Thursday, October 21, 2010

Migrant Mother

The Farm Security Administration- Office of War Information Collection is essentially a collection of photos that is meant to document American life between 1935 and 1944 (http://memory.loc.gov/ammem/fsahtml/fabout.html).  At first, the project was meant to document loans made to farmers by Resettlement Administration as well as the construction of planned suburban communities (http://memory.loc.gov/ammem/fsahtml/fabout.html).  As time passed and the project expanded, the photographs began to record conditions, both urban and rural in nature, throughout the United States as well as mobilization efforts for WWII (http://memory.loc.gov/ammem/fsahtml/fabout.html).
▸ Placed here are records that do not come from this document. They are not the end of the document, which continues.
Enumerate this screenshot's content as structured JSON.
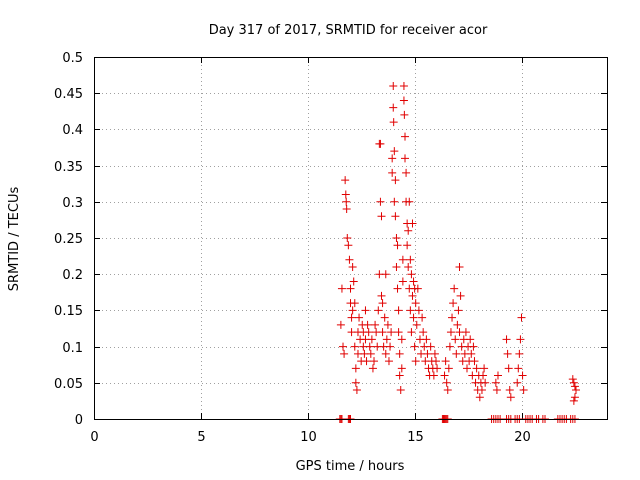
{
  "chart_data": {
    "type": "scatter",
    "title": "Day 317 of 2017, SRMTID for receiver acor",
    "xlabel": "GPS time / hours",
    "ylabel": "SRMTID / TECUs",
    "xlim": [
      0,
      24
    ],
    "ylim": [
      0,
      0.5
    ],
    "xticks": [
      0,
      5,
      10,
      15,
      20
    ],
    "xtick_labels": [
      "0",
      "5",
      "10",
      "15",
      "20"
    ],
    "yticks": [
      0,
      0.05,
      0.1,
      0.15,
      0.2,
      0.25,
      0.3,
      0.35,
      0.4,
      0.45,
      0.5
    ],
    "ytick_labels": [
      "0",
      "0.05",
      "0.1",
      "0.15",
      "0.2",
      "0.25",
      "0.3",
      "0.35",
      "0.4",
      "0.45",
      "0.5"
    ],
    "grid": true,
    "marker": "plus",
    "color": "#e00000",
    "series": [
      {
        "name": "acor",
        "points": [
          [
            11.55,
            0.13
          ],
          [
            11.6,
            0.18
          ],
          [
            11.65,
            0.1
          ],
          [
            11.7,
            0.09
          ],
          [
            11.75,
            0.33
          ],
          [
            11.78,
            0.31
          ],
          [
            11.8,
            0.3
          ],
          [
            11.82,
            0.29
          ],
          [
            11.85,
            0.25
          ],
          [
            11.9,
            0.24
          ],
          [
            11.95,
            0.22
          ],
          [
            12.0,
            0.18
          ],
          [
            12.0,
            0.16
          ],
          [
            12.05,
            0.14
          ],
          [
            12.05,
            0.12
          ],
          [
            12.1,
            0.21
          ],
          [
            12.1,
            0.15
          ],
          [
            12.15,
            0.19
          ],
          [
            12.2,
            0.16
          ],
          [
            12.2,
            0.1
          ],
          [
            12.25,
            0.07
          ],
          [
            12.25,
            0.05
          ],
          [
            12.3,
            0.04
          ],
          [
            12.35,
            0.09
          ],
          [
            12.35,
            0.12
          ],
          [
            12.4,
            0.14
          ],
          [
            12.45,
            0.11
          ],
          [
            12.5,
            0.08
          ],
          [
            12.55,
            0.13
          ],
          [
            12.6,
            0.1
          ],
          [
            12.6,
            0.12
          ],
          [
            12.65,
            0.09
          ],
          [
            12.7,
            0.15
          ],
          [
            12.7,
            0.11
          ],
          [
            12.75,
            0.08
          ],
          [
            12.8,
            0.13
          ],
          [
            12.85,
            0.12
          ],
          [
            12.9,
            0.1
          ],
          [
            12.95,
            0.09
          ],
          [
            13.0,
            0.11
          ],
          [
            13.05,
            0.07
          ],
          [
            13.1,
            0.08
          ],
          [
            13.15,
            0.13
          ],
          [
            13.2,
            0.12
          ],
          [
            13.25,
            0.1
          ],
          [
            13.3,
            0.15
          ],
          [
            13.35,
            0.2
          ],
          [
            13.35,
            0.38
          ],
          [
            13.4,
            0.38
          ],
          [
            13.4,
            0.3
          ],
          [
            13.45,
            0.28
          ],
          [
            13.45,
            0.17
          ],
          [
            13.5,
            0.16
          ],
          [
            13.5,
            0.12
          ],
          [
            13.55,
            0.1
          ],
          [
            13.6,
            0.14
          ],
          [
            13.65,
            0.2
          ],
          [
            13.65,
            0.09
          ],
          [
            13.7,
            0.11
          ],
          [
            13.75,
            0.13
          ],
          [
            13.8,
            0.08
          ],
          [
            13.85,
            0.1
          ],
          [
            13.9,
            0.12
          ],
          [
            13.95,
            0.36
          ],
          [
            13.95,
            0.34
          ],
          [
            14.0,
            0.46
          ],
          [
            14.0,
            0.43
          ],
          [
            14.02,
            0.41
          ],
          [
            14.05,
            0.37
          ],
          [
            14.05,
            0.3
          ],
          [
            14.1,
            0.33
          ],
          [
            14.1,
            0.28
          ],
          [
            14.15,
            0.25
          ],
          [
            14.15,
            0.21
          ],
          [
            14.2,
            0.24
          ],
          [
            14.2,
            0.18
          ],
          [
            14.25,
            0.15
          ],
          [
            14.25,
            0.12
          ],
          [
            14.3,
            0.09
          ],
          [
            14.3,
            0.06
          ],
          [
            14.35,
            0.04
          ],
          [
            14.4,
            0.07
          ],
          [
            14.4,
            0.11
          ],
          [
            14.45,
            0.19
          ],
          [
            14.45,
            0.22
          ],
          [
            14.5,
            0.46
          ],
          [
            14.5,
            0.44
          ],
          [
            14.52,
            0.42
          ],
          [
            14.55,
            0.39
          ],
          [
            14.55,
            0.36
          ],
          [
            14.6,
            0.34
          ],
          [
            14.6,
            0.3
          ],
          [
            14.65,
            0.27
          ],
          [
            14.65,
            0.24
          ],
          [
            14.7,
            0.26
          ],
          [
            14.7,
            0.21
          ],
          [
            14.75,
            0.3
          ],
          [
            14.75,
            0.18
          ],
          [
            14.8,
            0.22
          ],
          [
            14.8,
            0.15
          ],
          [
            14.85,
            0.2
          ],
          [
            14.85,
            0.12
          ],
          [
            14.9,
            0.27
          ],
          [
            14.9,
            0.17
          ],
          [
            14.95,
            0.19
          ],
          [
            14.95,
            0.14
          ],
          [
            15.0,
            0.18
          ],
          [
            15.0,
            0.1
          ],
          [
            15.05,
            0.16
          ],
          [
            15.05,
            0.08
          ],
          [
            15.1,
            0.13
          ],
          [
            15.15,
            0.18
          ],
          [
            15.2,
            0.15
          ],
          [
            15.25,
            0.11
          ],
          [
            15.3,
            0.09
          ],
          [
            15.35,
            0.14
          ],
          [
            15.4,
            0.12
          ],
          [
            15.45,
            0.1
          ],
          [
            15.5,
            0.08
          ],
          [
            15.55,
            0.11
          ],
          [
            15.6,
            0.09
          ],
          [
            15.65,
            0.07
          ],
          [
            15.7,
            0.06
          ],
          [
            15.75,
            0.1
          ],
          [
            15.8,
            0.08
          ],
          [
            15.85,
            0.07
          ],
          [
            15.9,
            0.06
          ],
          [
            15.95,
            0.09
          ],
          [
            16.0,
            0.08
          ],
          [
            16.05,
            0.07
          ],
          [
            16.4,
            0.06
          ],
          [
            16.45,
            0.08
          ],
          [
            16.5,
            0.05
          ],
          [
            16.55,
            0.04
          ],
          [
            16.6,
            0.07
          ],
          [
            16.65,
            0.1
          ],
          [
            16.7,
            0.12
          ],
          [
            16.75,
            0.14
          ],
          [
            16.8,
            0.16
          ],
          [
            16.85,
            0.18
          ],
          [
            16.9,
            0.11
          ],
          [
            16.95,
            0.09
          ],
          [
            17.0,
            0.13
          ],
          [
            17.05,
            0.15
          ],
          [
            17.1,
            0.21
          ],
          [
            17.1,
            0.12
          ],
          [
            17.15,
            0.17
          ],
          [
            17.2,
            0.1
          ],
          [
            17.25,
            0.08
          ],
          [
            17.3,
            0.11
          ],
          [
            17.35,
            0.09
          ],
          [
            17.4,
            0.12
          ],
          [
            17.45,
            0.07
          ],
          [
            17.5,
            0.1
          ],
          [
            17.55,
            0.08
          ],
          [
            17.6,
            0.11
          ],
          [
            17.65,
            0.09
          ],
          [
            17.7,
            0.06
          ],
          [
            17.75,
            0.1
          ],
          [
            17.8,
            0.08
          ],
          [
            17.85,
            0.05
          ],
          [
            17.9,
            0.07
          ],
          [
            17.95,
            0.04
          ],
          [
            18.0,
            0.06
          ],
          [
            18.05,
            0.03
          ],
          [
            18.1,
            0.05
          ],
          [
            18.15,
            0.04
          ],
          [
            18.2,
            0.06
          ],
          [
            18.25,
            0.07
          ],
          [
            18.3,
            0.05
          ],
          [
            18.8,
            0.05
          ],
          [
            18.85,
            0.04
          ],
          [
            18.9,
            0.06
          ],
          [
            19.3,
            0.11
          ],
          [
            19.35,
            0.09
          ],
          [
            19.4,
            0.07
          ],
          [
            19.45,
            0.04
          ],
          [
            19.5,
            0.03
          ],
          [
            19.8,
            0.05
          ],
          [
            19.85,
            0.07
          ],
          [
            19.9,
            0.09
          ],
          [
            19.95,
            0.11
          ],
          [
            20.0,
            0.14
          ],
          [
            20.05,
            0.06
          ],
          [
            20.1,
            0.04
          ],
          [
            22.4,
            0.055
          ],
          [
            22.45,
            0.05
          ],
          [
            22.5,
            0.045
          ],
          [
            22.55,
            0.04
          ],
          [
            22.5,
            0.03
          ],
          [
            22.45,
            0.025
          ],
          [
            11.5,
            0.0
          ],
          [
            11.55,
            0.0
          ],
          [
            11.6,
            0.0
          ],
          [
            11.9,
            0.0
          ],
          [
            11.95,
            0.0
          ],
          [
            12.0,
            0.0
          ],
          [
            16.3,
            0.0
          ],
          [
            16.35,
            0.0
          ],
          [
            16.4,
            0.0
          ],
          [
            16.45,
            0.0
          ],
          [
            16.5,
            0.0
          ],
          [
            16.55,
            0.0
          ],
          [
            18.6,
            0.0
          ],
          [
            18.7,
            0.0
          ],
          [
            18.8,
            0.0
          ],
          [
            18.9,
            0.0
          ],
          [
            19.0,
            0.0
          ],
          [
            19.3,
            0.0
          ],
          [
            19.4,
            0.0
          ],
          [
            19.5,
            0.0
          ],
          [
            19.7,
            0.0
          ],
          [
            19.8,
            0.0
          ],
          [
            19.9,
            0.0
          ],
          [
            20.2,
            0.0
          ],
          [
            20.3,
            0.0
          ],
          [
            20.4,
            0.0
          ],
          [
            20.5,
            0.0
          ],
          [
            20.7,
            0.0
          ],
          [
            20.8,
            0.0
          ],
          [
            21.0,
            0.0
          ],
          [
            21.1,
            0.0
          ],
          [
            21.7,
            0.0
          ],
          [
            21.8,
            0.0
          ],
          [
            21.9,
            0.0
          ],
          [
            22.0,
            0.0
          ],
          [
            22.1,
            0.0
          ],
          [
            22.3,
            0.0
          ],
          [
            22.4,
            0.0
          ],
          [
            22.5,
            0.0
          ]
        ]
      }
    ]
  }
}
This project had a significant impact on society because of what it captured.  The images of this project show Americans at work, at play, and at home.  It highlights rural and small-town life, and emphasizes some of the adverse affects of the Great Depresssion, the Dust Bowl, and increasing farm mechanization.  (http://memory.loc.gov/ammem/fsahtml/fahome.html). 
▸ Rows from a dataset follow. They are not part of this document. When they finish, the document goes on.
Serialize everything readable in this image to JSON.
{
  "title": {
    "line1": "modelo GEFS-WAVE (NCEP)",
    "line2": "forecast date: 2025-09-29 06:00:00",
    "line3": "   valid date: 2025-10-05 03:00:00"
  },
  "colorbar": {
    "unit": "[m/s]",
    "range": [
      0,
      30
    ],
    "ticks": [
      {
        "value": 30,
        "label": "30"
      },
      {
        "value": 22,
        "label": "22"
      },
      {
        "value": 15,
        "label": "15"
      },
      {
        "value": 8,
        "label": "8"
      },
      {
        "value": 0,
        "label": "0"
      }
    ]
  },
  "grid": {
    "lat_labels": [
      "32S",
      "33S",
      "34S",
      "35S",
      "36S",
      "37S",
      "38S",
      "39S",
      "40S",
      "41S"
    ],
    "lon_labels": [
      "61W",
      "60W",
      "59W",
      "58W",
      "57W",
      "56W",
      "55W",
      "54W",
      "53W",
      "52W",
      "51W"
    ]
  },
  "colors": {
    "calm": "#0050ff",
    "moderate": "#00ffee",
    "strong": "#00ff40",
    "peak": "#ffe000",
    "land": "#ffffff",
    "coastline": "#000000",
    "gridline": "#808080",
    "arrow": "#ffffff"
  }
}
The “Migrant Mother” photograph is actually a series of photographs that Dorothea Lange made of Florence Owens Thompson and her children in February or March of 1936 in Nipomo, California (http://www.loc.gov/rr/print/list/128_migm.html).  It has essentially become an icon of the Great Depression.  Lange’s work was to document the economic and social trials among the nation’s agricultural workers.

Dorothea Lange
http://en.wikipedia.org/wiki/File:Lange_car.jpg

Thompson later regretted that she allowed Lange to take the photos.  While the photos became very popular, they did nothing to help Thompson out of the financial and social distress that she and her children were in (http://memory.loc.gov/ammem/awhhtml/awpnp6/migrant_mother.html).   The photograph kind of showed her as being vulnerable and helpless. Years later, Thompson’s daughter advised that her mother was actually a very strong woman and a leader, which is probably why she disliked the photo- it made her look overly vulnerable and she certainly wasn’t (http://memory.loc.gov/ammem/awhhtml/awpnp6/migrant_mother.html).

Florence Owens Thompson
http://loc.gov/pictures/resource/fsa.8b29516/


The “Migrant Mother” photographs had relevance back then, and it has relevance now.  When Lange approached and spoke to Thompson, Thompson explained her current living situation.  She explained that she was basically living on frozen vegetables from the surrounding fields, as well as birds that her children managed to kill.  She had sold the tires from her car to buy food (http://www.loc.gov/rr/print/list/128_migm.html).  What Thompson was going through back then isn’t too far off from what happens in society today.  How often do we walk down the street and see a homeless person asking for change?  Times have changed and we consider ourselves more advanced today than people may have been back in 1936.  But people still go through the same struggles.  People still suffer during economic downturns.  People still do whatever they physically can in order to make ends meet.  People will gladly give up their possessions just to ensure a meal.  The “Migrant Mother” photographs represent the idea that the more things change, the more they stay the same.